Dean Blandino wasn’t in charge of the league’s officials during Super Bowl XLVII. But he is now, and he’s doing his best to explain away the decision not to throw a flag on Ravens cornerback Jimmy Smith for defensive holding/pass interference against receiver Michael Crabtree on the key fourth and goal fade route on which the game turned.
“When you watch it at full speed, to me, it was a good non-call,” Blandino tells Bob Glauber of Newsday.
“I think the first thing you have to understand is that, once the ball is in the air, you can’t have defensive holding or illegal contact,” Blandino said. “Now you have to see if the contact raised to the level of pass interference. . . .

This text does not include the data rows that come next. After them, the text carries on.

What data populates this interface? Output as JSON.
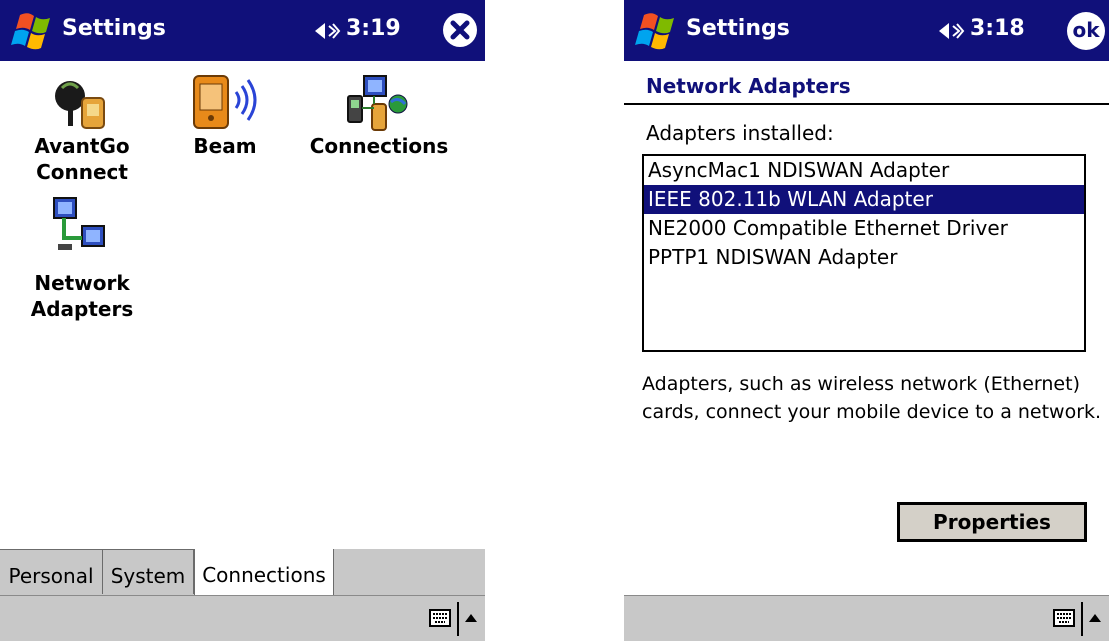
{
  "left_screen": {
    "title": "Settings",
    "time": "3:19",
    "icons": [
      {
        "label_line1": "AvantGo",
        "label_line2": "Connect"
      },
      {
        "label_line1": "Beam"
      },
      {
        "label_line1": "Connections"
      },
      {
        "label_line1": "Network",
        "label_line2": "Adapters"
      }
    ],
    "tabs": [
      "Personal",
      "System",
      "Connections"
    ],
    "active_tab": "Connections"
  },
  "right_screen": {
    "title": "Settings",
    "time": "3:18",
    "ok_label": "ok",
    "section_title": "Network Adapters",
    "list_label": "Adapters installed:",
    "adapters": [
      "AsyncMac1 NDISWAN Adapter",
      "IEEE 802.11b WLAN Adapter",
      "NE2000 Compatible Ethernet Driver",
      "PPTP1 NDISWAN Adapter"
    ],
    "selected_adapter": "IEEE 802.11b WLAN Adapter",
    "description": "Adapters, such as wireless network (Ethernet) cards, connect your mobile device to a network.",
    "properties_label": "Properties"
  },
  "colors": {
    "title_bar": "#10107a",
    "selection": "#10107a",
    "bar_gray": "#c8c8c8"
  },
  "icon_names": [
    "windows-start-icon",
    "speaker-icon",
    "close-icon",
    "keyboard-icon",
    "up-arrow-icon"
  ]
}
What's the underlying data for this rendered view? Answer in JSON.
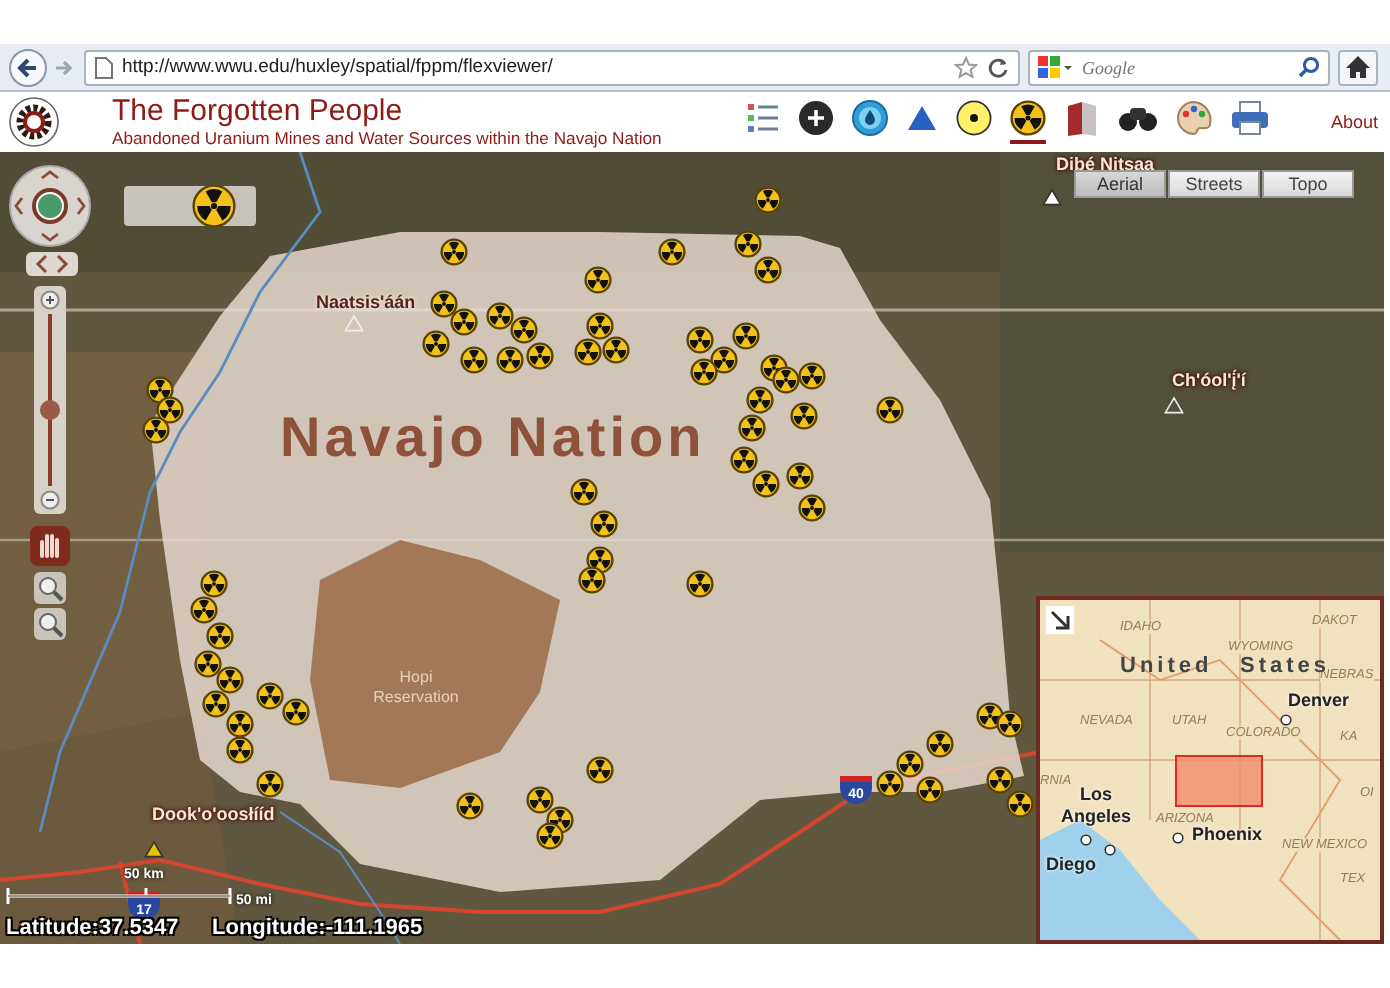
{
  "browser": {
    "url": "http://www.wwu.edu/huxley/spatial/fppm/flexviewer/",
    "search_placeholder": "Google"
  },
  "header": {
    "title": "The Forgotten People",
    "subtitle": "Abandoned Uranium Mines and Water Sources within the Navajo Nation",
    "about": "About"
  },
  "tools": [
    {
      "kind": "legend",
      "selected": false
    },
    {
      "kind": "add",
      "selected": false
    },
    {
      "kind": "water",
      "selected": false
    },
    {
      "kind": "triangle",
      "selected": false
    },
    {
      "kind": "spot",
      "selected": false
    },
    {
      "kind": "mine",
      "selected": true
    },
    {
      "kind": "book",
      "selected": false
    },
    {
      "kind": "binoculars",
      "selected": false
    },
    {
      "kind": "palette",
      "selected": false
    },
    {
      "kind": "print",
      "selected": false
    }
  ],
  "basemaps": [
    {
      "label": "Aerial",
      "selected": true
    },
    {
      "label": "Streets",
      "selected": false
    },
    {
      "label": "Topo",
      "selected": false
    }
  ],
  "zoom": {
    "level": 0.44
  },
  "map": {
    "region_label": "Navajo Nation",
    "reservation_label": "Hopi Reservation",
    "highway_shields": [
      "40",
      "17"
    ],
    "places": [
      {
        "name": "Dibé Nitsaa"
      },
      {
        "name": "Naatsis'áán"
      },
      {
        "name": "Ch'óol'į́'í"
      },
      {
        "name": "Dook'o'oosłííd"
      }
    ]
  },
  "scale": {
    "km": "50 km",
    "mi": "50 mi"
  },
  "coordinates": {
    "latitude": "Latitude:37.5347",
    "longitude": "Longitude:-111.1965"
  },
  "overview": {
    "country": [
      "United",
      "States"
    ],
    "states": [
      "IDAHO",
      "WYOMING",
      "DAKOT",
      "NEBRAS",
      "NEVADA",
      "UTAH",
      "COLORADO",
      "KA",
      "RNIA",
      "OI",
      "ARIZONA",
      "NEW MEXICO",
      "TEX"
    ],
    "cities": [
      "Denver",
      "Los Angeles",
      "Phoenix",
      "Diego"
    ]
  }
}
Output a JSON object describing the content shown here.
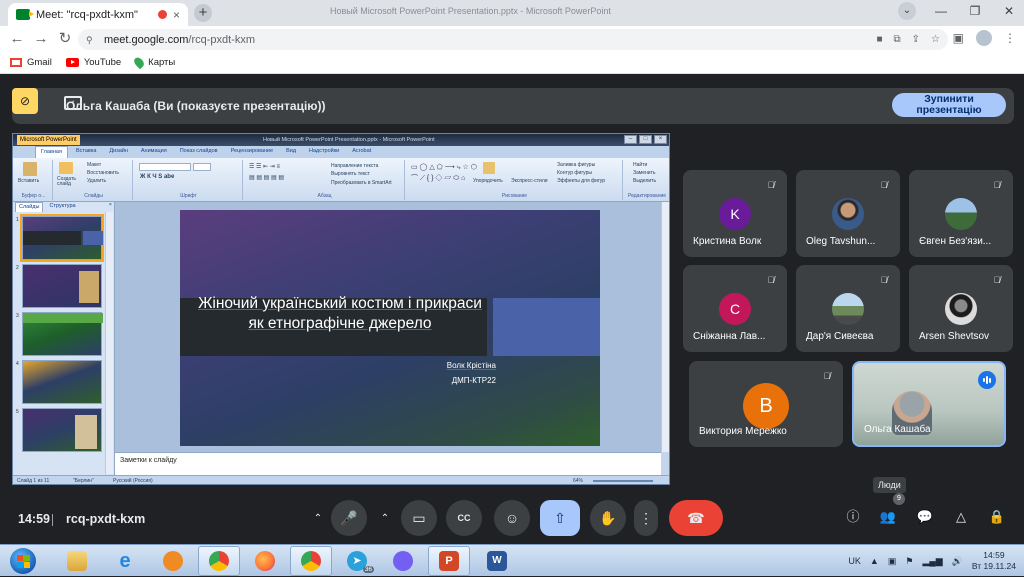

“With pass interference, you have to materially affect the receiver’s ability to catch the pass,” Blandino added. “Yes, there’s hand-fighting [between Smith and Crabtree], but Crabtree also has his hand on [Smith's] helmet. The pass was catchable, but the contact did not materially restrict Crabtree’s ability to catch the pass. He was jockeying for position and using his hands as well.”
Though we agree that it was a good non-call, we disagree with Blandino’s explanation. Viewed in isolation, Smith should have been flagged. Under those circumstances, however, the flag gets pushed deeper into the pockets of the officials. That’s just the way it is, and it helped the 49ers get to the Super Bowl in the first place.
Of course, it’s one thing for the officials to behave that way, and it’s quite another for the NFL to admit it. Ideally, however, the officials wouldn’t hide behind the concept of “letting them play” in situations where it takes an extra level of cajones to call a foul.